Dans une économie ouverte, les relations commerciales et financières avec l’extérieur sont indispensables. Importations de biens essentiels, investissements étrangers, financements internationaux ou débouchés à l’exportation structurent une grande partie de l’activité. Lorsque ces relations reposent sur un nombre limité de partenaires, l’économie devient plus exposée aux chocs extérieurs. La diversification des échanges apparaît alors comme un élément important pour renforcer l’autonomie économique et limiter les effets des crises internationales.

Les statistiques du commerce extérieur montrent que les échanges restent souvent concentrés sur quelques zones. L’Union européenne demeure l’un des principaux partenaires commerciaux du Sénégal, aussi bien pour les importations que pour les exportations. La Chine, l’Inde et certains pays du Moyen Orient occupent également une place importante dans l’approvisionnement en biens manufacturés, en produits énergétiques ou en équipements. Cette concentration peut devenir problématique lorsque les conditions économiques ou géopolitiques évoluent rapidement, comme cela a été observé lors des perturbations des chaînes d’approvisionnement pendant la pandémie ou lors des hausses des prix de l’énergie.

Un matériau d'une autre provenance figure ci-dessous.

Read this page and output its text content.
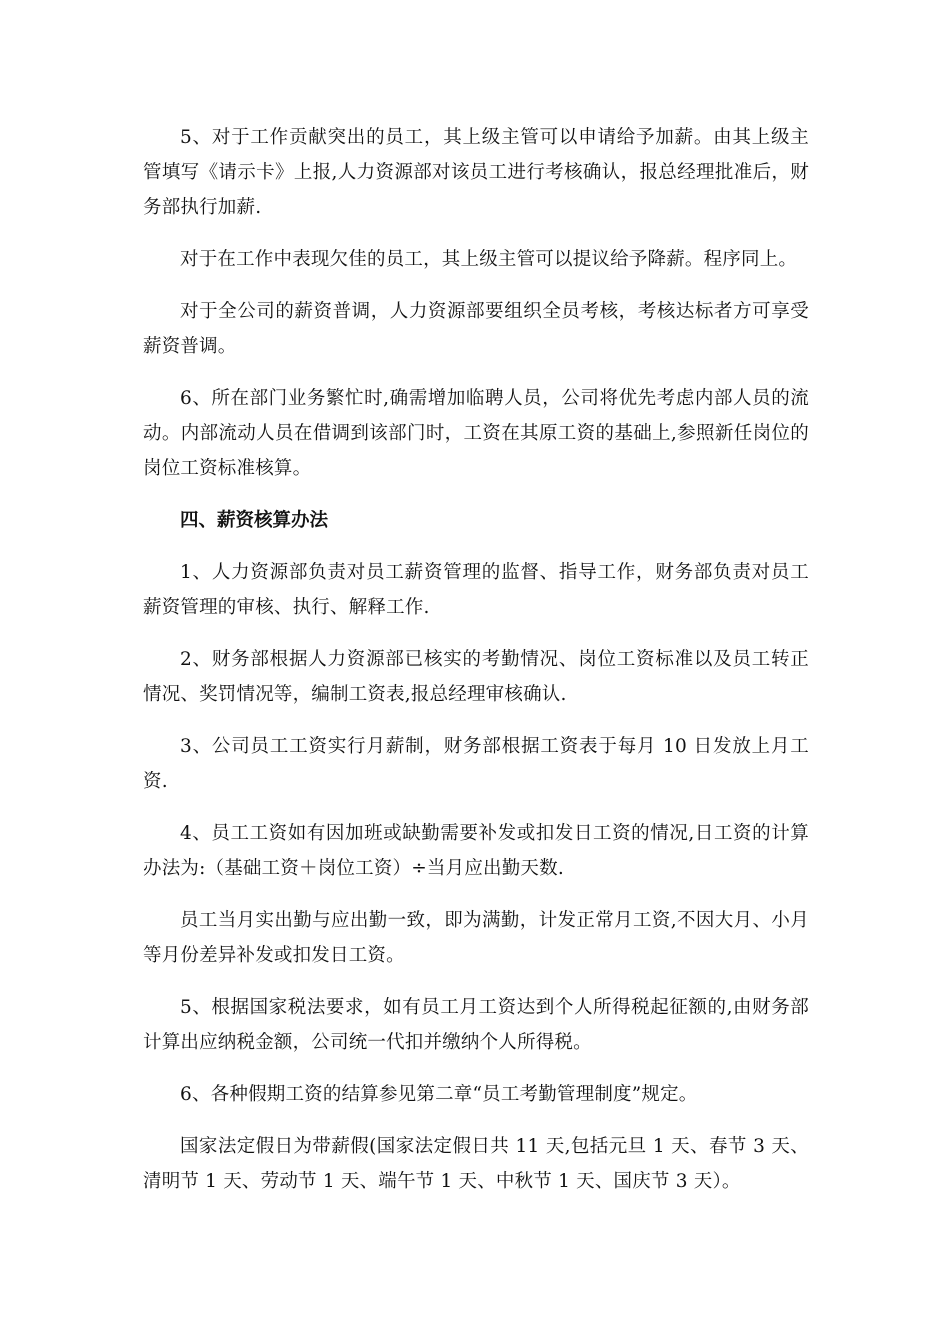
5、对于工作贡献突出的员工，其上级主管可以申请给予加薪。由其上级主管填写《请示卡》上报,人力资源部对该员工进行考核确认，报总经理批准后，财务部执行加薪.

对于在工作中表现欠佳的员工，其上级主管可以提议给予降薪。程序同上。

对于全公司的薪资普调，人力资源部要组织全员考核，考核达标者方可享受薪资普调。

6、所在部门业务繁忙时,确需增加临聘人员，公司将优先考虑内部人员的流动。内部流动人员在借调到该部门时，工资在其原工资的基础上,参照新任岗位的岗位工资标准核算。

四、薪资核算办法

1、人力资源部负责对员工薪资管理的监督、指导工作，财务部负责对员工薪资管理的审核、执行、解释工作.

2、财务部根据人力资源部已核实的考勤情况、岗位工资标准以及员工转正情况、奖罚情况等，编制工资表,报总经理审核确认.

3、公司员工工资实行月薪制，财务部根据工资表于每月 10 日发放上月工资.

4、员工工资如有因加班或缺勤需要补发或扣发日工资的情况,日工资的计算办法为:（基础工资＋岗位工资）÷当月应出勤天数.

员工当月实出勤与应出勤一致，即为满勤，计发正常月工资,不因大月、小月等月份差异补发或扣发日工资。

5、根据国家税法要求，如有员工月工资达到个人所得税起征额的,由财务部计算出应纳税金额，公司统一代扣并缴纳个人所得税。

6、各种假期工资的结算参见第二章“员工考勤管理制度”规定。

国家法定假日为带薪假(国家法定假日共 11 天,包括元旦 1 天、春节 3 天、清明节 1 天、劳动节 1 天、端午节 1 天、中秋节 1 天、国庆节 3 天）。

La question se pose aussi pour le financement. Une dépendance excessive à l’égard de quelques bailleurs ou de certains marchés financiers peut réduire les marges de manœuvre en période de tension. Lorsque les conditions de financement se durcissent, les États qui disposent de sources limitées de capitaux doivent accepter des coûts plus élevés ou différer certains projets. L’élargissement des partenaires, qu’il s’agisse d’institutions régionales, d’investisseurs privés ou de nouveaux pays partenaires, permet de mieux répartir les risques et d’éviter une dépendance trop forte à un seul acteur.

La diversification concerne également les débouchés à l’exportation. Une économie qui vend ses produits à un nombre restreint de marchés reste vulnérable aux variations de la demande ou aux changements de réglementation. Le développement des échanges avec les pays africains, encouragé par la mise en œuvre de la Zone de libre échange continentale, est souvent présenté comme une opportunité pour élargir les marchés et réduire la dépendance vis à vis des partenaires traditionnels. Une plus grande intégration régionale peut aussi faciliter la transformation locale et la création de chaînes de valeur plus diversifiées.

Toutefois, la diversification ne se décrète pas. Elle suppose une amélioration de la compétitivité, des infrastructures logistiques plus efficaces et une meilleure capacité à produire des biens adaptés à différents marchés. Sans ces conditions, les échanges restent naturellement concentrés sur les partenaires les plus accessibles ou les plus compétitifs. La stratégie de diversification doit donc s’inscrire dans une politique économique plus large, incluant l’industrialisation, le développement des exportations et l’intégration régionale.

Multiplier les partenaires ne signifie pas rompre avec les relations existantes, mais réduire la dépendance à l’égard de quelques sources d’approvisionnement ou de financement. Dans un environnement international marqué par l’incertitude, cette capacité à élargir les alliances économiques constitue un facteur important de stabilité et de souveraineté.